My path to becoming an Android developer started my senior year of high school when I Googled “What do you need to do to be a computer programmer?” We had a class assignment about researching a career. I had always been interested in coding. As a kid, I played way too many video games and wanted to learn how they worked. Then, when I got into high school, I started teaching myself to code from reading blogs.

I grew up poor in East Los Angeles and went to a school that had little money with very little access to quality technology. I didn’t know anyone else who was coding, but the Internet said to be a developer, you needed to go to college and get a bachelor’s degree. So I went and studied computer science, learning C++, JavaScript, Java, and other languages.

In 2014, I went to a panel at my community college and met AnnMaria, a co-founder of 7 Generation Games, where we develop educational games aimed at closing the math gap, especially within Latino and Indigenous communities. I applied for an internship, because I wanted to be part of making software for good. Initially, we were just making games for computers or to run on the web. But as technology evolved and we expanded to mobile, it was really important that we were developing for Android because those are the primary devices people are using in many of the communities we’re in. Because of my background, developing for Android was especially important to me because I know how valuable quality and accessible technology is for students. In 2016, I offered to take the lead on our first Android project, a game - now a series - called Making Camp. I downloaded Android Studio, cracked open the documentation and got to work.

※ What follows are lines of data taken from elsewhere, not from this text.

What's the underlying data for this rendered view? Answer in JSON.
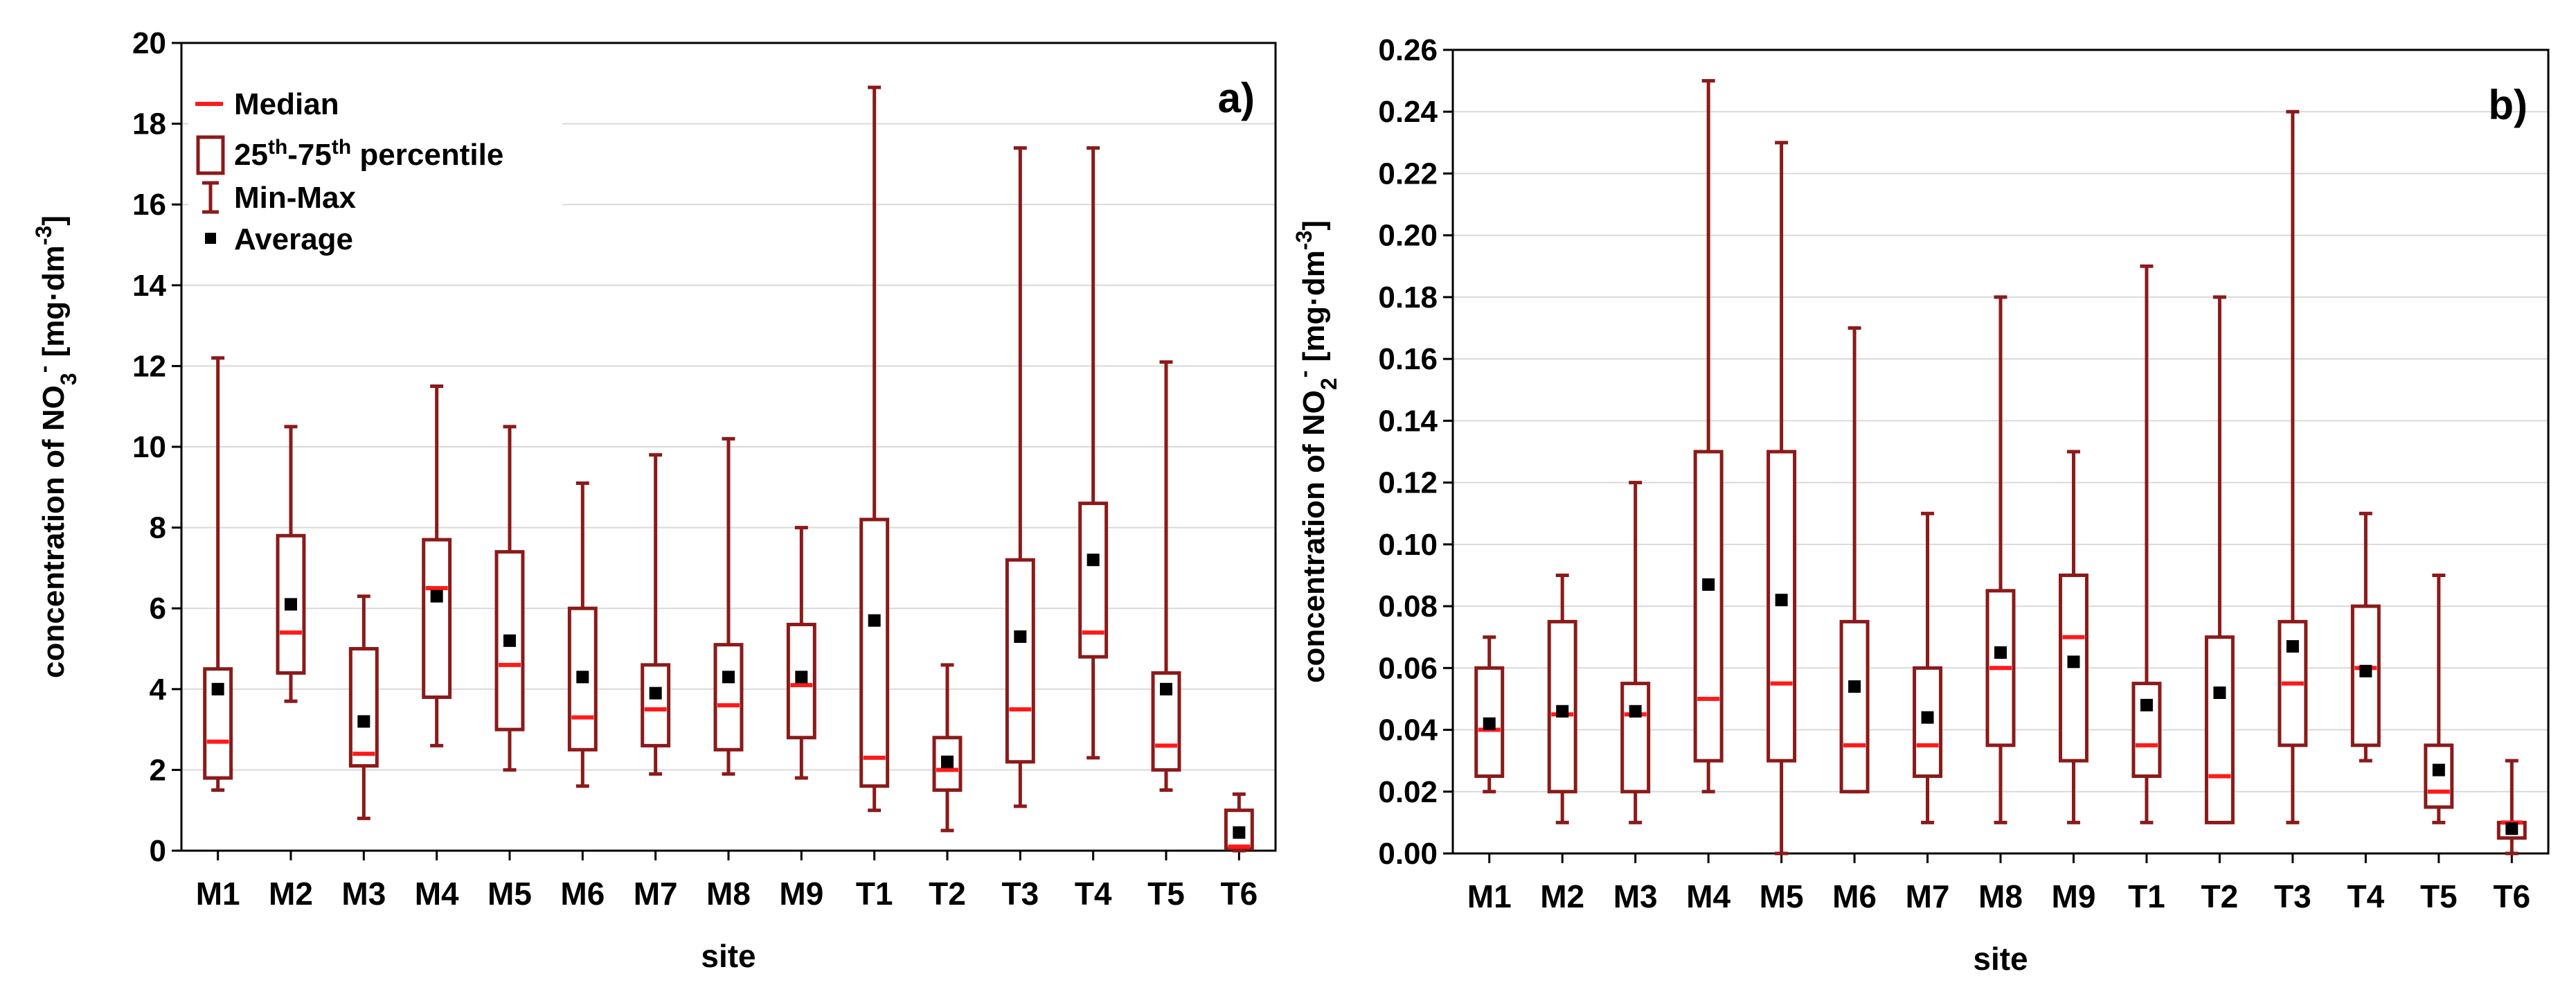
{
  "colors": {
    "box": "#8b1a1a",
    "median": "#ff1a1a",
    "mean": "#000000",
    "grid": "#d9d9d9"
  },
  "legend": {
    "median": "Median",
    "percentile_a": "25",
    "percentile_sup1": "th",
    "percentile_b": "-75",
    "percentile_sup2": "th",
    "percentile_c": " percentile",
    "minmax": "Min-Max",
    "average": "Average"
  },
  "chart_data": [
    {
      "type": "boxplot",
      "panel_label": "a)",
      "xlabel": "site",
      "ylabel": {
        "prefix": "concentration of NO",
        "sub": "3",
        "sup": "-",
        "mid": " [mg·dm",
        "unit_sup": "-3",
        "suffix": "]"
      },
      "ylim": [
        0,
        20
      ],
      "yticks": [
        0,
        2,
        4,
        6,
        8,
        10,
        12,
        14,
        16,
        18,
        20
      ],
      "ytick_labels": [
        "0",
        "2",
        "4",
        "6",
        "8",
        "10",
        "12",
        "14",
        "16",
        "18",
        "20"
      ],
      "categories": [
        "M1",
        "M2",
        "M3",
        "M4",
        "M5",
        "M6",
        "M7",
        "M8",
        "M9",
        "T1",
        "T2",
        "T3",
        "T4",
        "T5",
        "T6"
      ],
      "min": [
        1.5,
        3.7,
        0.8,
        2.6,
        2.0,
        1.6,
        1.9,
        1.9,
        1.8,
        1.0,
        0.5,
        1.1,
        2.3,
        1.5,
        0.0
      ],
      "q1": [
        1.8,
        4.4,
        2.1,
        3.8,
        3.0,
        2.5,
        2.6,
        2.5,
        2.8,
        1.6,
        1.5,
        2.2,
        4.8,
        2.0,
        0.05
      ],
      "median": [
        2.7,
        5.4,
        2.4,
        6.5,
        4.6,
        3.3,
        3.5,
        3.6,
        4.1,
        2.3,
        2.0,
        3.5,
        5.4,
        2.6,
        0.1
      ],
      "q3": [
        4.5,
        7.8,
        5.0,
        7.7,
        7.4,
        6.0,
        4.6,
        5.1,
        5.6,
        8.2,
        2.8,
        7.2,
        8.6,
        4.4,
        1.0
      ],
      "max": [
        12.2,
        10.5,
        6.3,
        11.5,
        10.5,
        9.1,
        9.8,
        10.2,
        8.0,
        18.9,
        4.6,
        17.4,
        17.4,
        12.1,
        1.4
      ],
      "mean": [
        4.0,
        6.1,
        3.2,
        6.3,
        5.2,
        4.3,
        3.9,
        4.3,
        4.3,
        5.7,
        2.2,
        5.3,
        7.2,
        4.0,
        0.45
      ],
      "legend": true
    },
    {
      "type": "boxplot",
      "panel_label": "b)",
      "xlabel": "site",
      "ylabel": {
        "prefix": "concentration of NO",
        "sub": "2",
        "sup": "-",
        "mid": " [mg·dm",
        "unit_sup": "-3",
        "suffix": "]"
      },
      "ylim": [
        0,
        0.26
      ],
      "yticks": [
        0,
        0.02,
        0.04,
        0.06,
        0.08,
        0.1,
        0.12,
        0.14,
        0.16,
        0.18,
        0.2,
        0.22,
        0.24,
        0.26
      ],
      "ytick_labels": [
        "0.00",
        "0.02",
        "0.04",
        "0.06",
        "0.08",
        "0.10",
        "0.12",
        "0.14",
        "0.16",
        "0.18",
        "0.20",
        "0.22",
        "0.24",
        "0.26"
      ],
      "categories": [
        "M1",
        "M2",
        "M3",
        "M4",
        "M5",
        "M6",
        "M7",
        "M8",
        "M9",
        "T1",
        "T2",
        "T3",
        "T4",
        "T5",
        "T6"
      ],
      "min": [
        0.02,
        0.01,
        0.01,
        0.02,
        0.0,
        0.02,
        0.01,
        0.01,
        0.01,
        0.01,
        0.01,
        0.01,
        0.03,
        0.01,
        0.0
      ],
      "q1": [
        0.025,
        0.02,
        0.02,
        0.03,
        0.03,
        0.02,
        0.025,
        0.035,
        0.03,
        0.025,
        0.01,
        0.035,
        0.035,
        0.015,
        0.005
      ],
      "median": [
        0.04,
        0.045,
        0.045,
        0.05,
        0.055,
        0.035,
        0.035,
        0.06,
        0.07,
        0.035,
        0.025,
        0.055,
        0.06,
        0.02,
        0.01
      ],
      "q3": [
        0.06,
        0.075,
        0.055,
        0.13,
        0.13,
        0.075,
        0.06,
        0.085,
        0.09,
        0.055,
        0.07,
        0.075,
        0.08,
        0.035,
        0.01
      ],
      "max": [
        0.07,
        0.09,
        0.12,
        0.25,
        0.23,
        0.17,
        0.11,
        0.18,
        0.13,
        0.19,
        0.18,
        0.24,
        0.11,
        0.09,
        0.03
      ],
      "mean": [
        0.042,
        0.046,
        0.046,
        0.087,
        0.082,
        0.054,
        0.044,
        0.065,
        0.062,
        0.048,
        0.052,
        0.067,
        0.059,
        0.027,
        0.008
      ],
      "legend": false
    }
  ]
}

When I graduated with my bachelor’s in 2018, I joined 7 Generation Games full-time. I am now our lead Android developer and just put our 10th app into Google Play.

What’s one shortcut, tip, or hack you can’t live without?

On Android, I primarily work in WebView. When trying to execute JavaScript code on the WebView from outside the page, it is easily facilitated by passing a string in Java with the code you want to execute. But the reverse is less common. My hack for this is if you want the app to react to JavaScript code, you have to create an event to catch the error returned from the page, then parse the string for what you wanted to do and react outside the WebView with that information.

What's the one piece of advice you wish someone would have given you when you started on your journey?

Don't be afraid to ask questions. Don't think everyone knows more than you because they don't. That said, the most useful piece of advice I was given was to read documentation. It might seem simple, but I’ve been surprised by how often people don’t. That’s advice I would give to anyone starting out.